From: Mike Kent on
On Aug 8, 8:43 pm, rantingrick <rantingr...(a)gmail.com> wrote:
> Hello folks,
>
> You all know i been forced to use Ruby and i am not happy about that.

***Blablabla cut long rant***

Xah, this is really you, isn't it. Come on, confess.
From: Robert Kern on
On 2010-08-09 06:42 , Stefan Schwarzer wrote:
> Hi Steven,
>
> On 2010-08-09 10:21, Steven D'Aprano wrote:
>> And that it's quite finicky about blank lines between methods and inside
>> functions. Makes it hard to paste code directly into the interpreter.
>>
>> And that pasting doesn't strip out any leading prompts. It needs a good
>> doctest mode.
>
> ipython [1] should help here:
>
> IPython 0.10 -- An enhanced Interactive Python.
> ? -> Introduction and overview of IPython's features.
> %quickref -> Quick reference.
> help -> Python's own help system.
> object? -> Details about 'object'. ?object also works, ?? prints more.
> In [1]: %paste?
> Type: Magic function
> Base Class:<type 'instancemethod'>
> String Form:<bound method InteractiveShell.magic_paste of<IPython.iplib.InteractiveShell object at 0xb740096c>>
> Namespace: IPython internal
> File: /usr/lib/pymodules/python2.6/IPython/Magic.py
> Definition: %paste(self, parameter_s='')
> Docstring:
> Allows you to paste& execute a pre-formatted code block from clipboard.
>
> The text is pulled directly from the clipboard without user
> intervention.
>
> The block is dedented prior to execution to enable execution of method
> definitions. '>' and '+' characters at the beginning of a line are
> ignored, to allow pasting directly from e-mails, diff files and
> doctests (the '...' continuation prompt is also stripped). The
> executed block is also assigned to variable named 'pasted_block' for
> later editing with '%edit pasted_block'.
>
> You can also pass a variable name as an argument, e.g. '%paste foo'.
> This assigns the pasted block to variable 'foo' as string, without
> dedenting or executing it (preceding>>> and + is still stripped)
>
> '%paste -r' re-executes the block previously entered by cpaste.
>
> IPython statements (magics, shell escapes) are not supported (yet).
>
> See also
> --------
> cpaste: manually paste code into terminal until you mark its end.
>
> Unfortunatey, when I enter
>
> In [2]: %paste
>
> at the prompt it gives me (before I pasted anything)
>
> In [2]: %paste
> ------------------------------------------------------------
> File "<string>", line 1
> http://pypi.python.org/pypi/ipython/0.10
> ^
> SyntaxError: invalid syntax

Yes, that's because you had that URL in your clipboard, not Python code. What
were you expecting to happen?

--
Robert Kern

"I have come to believe that the whole world is an enigma, a harmless enigma
that is made terrible by our own mad attempt to interpret it as though it had
an underlying truth."
-- Umberto Eco

From: Stefan Schwarzer on
Hi Robert,

On 2010-08-09 22:23, Robert Kern wrote:
> On 2010-08-09 06:42 , Stefan Schwarzer wrote:
>> Unfortunatey, when I enter
>>
>> In [2]: %paste
>>
>> at the prompt it gives me (before I pasted anything)
>>
>> In [2]: %paste
>> ------------------------------------------------------------
>> File "<string>", line 1
>> http://pypi.python.org/pypi/ipython/0.10
>> ^
>> SyntaxError: invalid syntax
>
> Yes, that's because you had that URL in your clipboard, not Python code. What
> were you expecting to happen?

I got that traceback as soon as I typed in "%paste" and
pressed enter, without pasting anything in the terminal.
I had assumed it works like :paste in Vim, activating a
kind of "paste mode" where everything pasted into the
terminal is modified as the help text suggests.

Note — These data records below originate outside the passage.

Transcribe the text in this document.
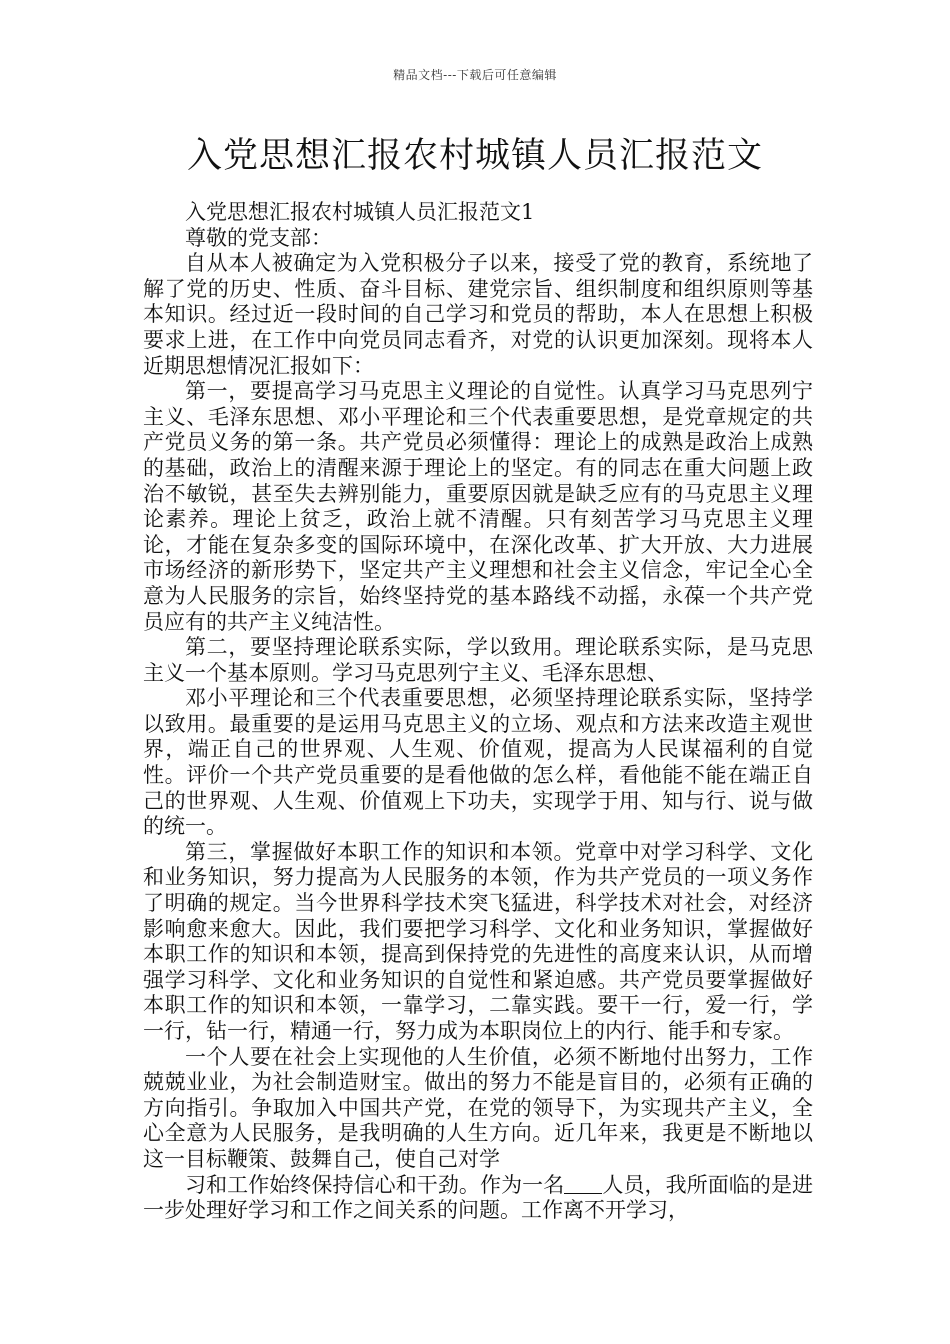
精品文档---下载后可任意编辑
入党思想汇报农村城镇人员汇报范文

入党思想汇报农村城镇人员汇报范文1

尊敬的党支部：

自从本人被确定为入党积极分子以来，接受了党的教育，系统地了解了党的历史、性质、奋斗目标、建党宗旨、组织制度和组织原则等基本知识。经过近一段时间的自己学习和党员的帮助，本人在思想上积极要求上进，在工作中向党员同志看齐，对党的认识更加深刻。现将本人近期思想情况汇报如下：

第一，要提高学习马克思主义理论的自觉性。认真学习马克思列宁主义、毛泽东思想、邓小平理论和三个代表重要思想，是党章规定的共产党员义务的第一条。共产党员必须懂得：理论上的成熟是政治上成熟的基础，政治上的清醒来源于理论上的坚定。有的同志在重大问题上政治不敏锐，甚至失去辨别能力，重要原因就是缺乏应有的马克思主义理论素养。理论上贫乏，政治上就不清醒。只有刻苦学习马克思主义理论，才能在复杂多变的国际环境中，在深化改革、扩大开放、大力进展市场经济的新形势下，坚定共产主义理想和社会主义信念，牢记全心全意为人民服务的宗旨，始终坚持党的基本路线不动摇，永葆一个共产党员应有的共产主义纯洁性。

第二，要坚持理论联系实际，学以致用。理论联系实际，是马克思主义一个基本原则。学习马克思列宁主义、毛泽东思想、

邓小平理论和三个代表重要思想，必须坚持理论联系实际，坚持学以致用。最重要的是运用马克思主义的立场、观点和方法来改造主观世界，端正自己的世界观、人生观、价值观，提高为人民谋福利的自觉性。评价一个共产党员重要的是看他做的怎么样，看他能不能在端正自己的世界观、人生观、价值观上下功夫，实现学于用、知与行、说与做的统一。

第三，掌握做好本职工作的知识和本领。党章中对学习科学、文化和业务知识，努力提高为人民服务的本领，作为共产党员的一项义务作了明确的规定。当今世界科学技术突飞猛进，科学技术对社会，对经济影响愈来愈大。因此，我们要把学习科学、文化和业务知识，掌握做好本职工作的知识和本领，提高到保持党的先进性的高度来认识，从而增强学习科学、文化和业务知识的自觉性和紧迫感。共产党员要掌握做好本职工作的知识和本领，一靠学习，二靠实践。要干一行，爱一行，学一行，钻一行，精通一行，努力成为本职岗位上的内行、能手和专家。

一个人要在社会上实现他的人生价值，必须不断地付出努力，工作兢兢业业，为社会制造财宝。做出的努力不能是盲目的，必须有正确的方向指引。争取加入中国共产党，在党的领导下，为实现共产主义，全心全意为人民服务，是我明确的人生方向。近几年来，我更是不断地以这一目标鞭策、鼓舞自己，使自己对学

习和工作始终保持信心和干劲。作为一名 人员，我所面临的是进一步处理好学习和工作之间关系的问题。工作离不开学习，
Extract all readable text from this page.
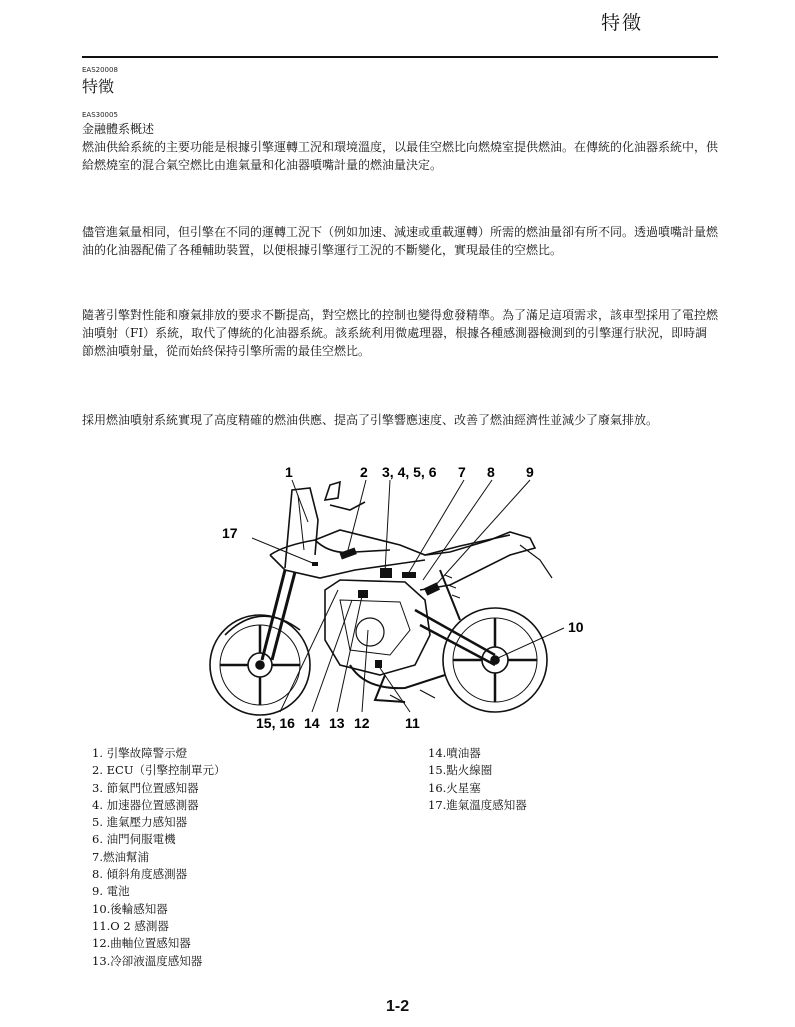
特徵
EAS20008
特徵
EAS30005
金融體系概述

燃油供給系統的主要功能是根據引擎運轉工況和環境溫度，以最佳空燃比向燃燒室提供燃油。在傳統的化油器系統中，供給燃燒室的混合氣空燃比由進氣量和化油器噴嘴計量的燃油量決定。

儘管進氣量相同，但引擎在不同的運轉工況下（例如加速、減速或重載運轉）所需的燃油量卻有所不同。透過噴嘴計量燃油的化油器配備了各種輔助裝置，以便根據引擎運行工況的不斷變化，實現最佳的空燃比。

隨著引擎對性能和廢氣排放的要求不斷提高，對空燃比的控制也變得愈發精準。為了滿足這項需求，該車型採用了電控燃油噴射（FI）系統，取代了傳統的化油器系統。該系統利用微處理器，根據各種感測器檢測到的引擎運行狀況，即時調節燃油噴射量，從而始終保持引擎所需的最佳空燃比。

採用燃油噴射系統實現了高度精確的燃油供應、提高了引擎響應速度、改善了燃油經濟性並減少了廢氣排放。

1	2 3, 4, 5, 6 7 8 9
17
10
15, 16 14 13 12	11
1. 引擎故障警示燈
2. ECU（引擎控制單元）
3. 節氣門位置感知器
4. 加速器位置感測器
5. 進氣壓力感知器
6. 油門伺服電機
7.燃油幫浦
8. 傾斜角度感測器
9. 電池
10.後輪感知器
11.O 2 感測器
12.曲軸位置感知器
13.冷卻液溫度感知器
14.噴油器
15.點火線圈
16.火星塞
17.進氣溫度感知器
1-2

Ok, I just noticed I should have actually _read_ the
help text, not just scanned it. ;-) Sorry for the
confusion.

Stefan



From: Stefan Schwarzer on
On 2010-08-09 23:43, Stefan Schwarzer wrote:
> I got that traceback as soon as I typed in "%paste" and
> pressed enter, without pasting anything in the terminal.
> I had assumed it works like :paste in Vim, activating a

I meant ":set paste" of course.

Stefan
From: sturlamolden on
On 9 Aug, 10:21, Steven D'Aprano <st...(a)REMOVE-THIS-
cybersource.com.au> wrote:

> And that it's quite finicky about blank lines between methods and inside
> functions. Makes it hard to paste code directly into the interpreter.

The combination of editor, debugger and interpreter is what I miss
most from Matlab. In Matlab we can have a function or script open in
an editor, and use it directly from the interpreter. No need to
reimport or anything: edit and invoke. It is also possible to paste
data directly from the clipboard into variables in the interpreter.

ipython does not have that annoying >>> prompt.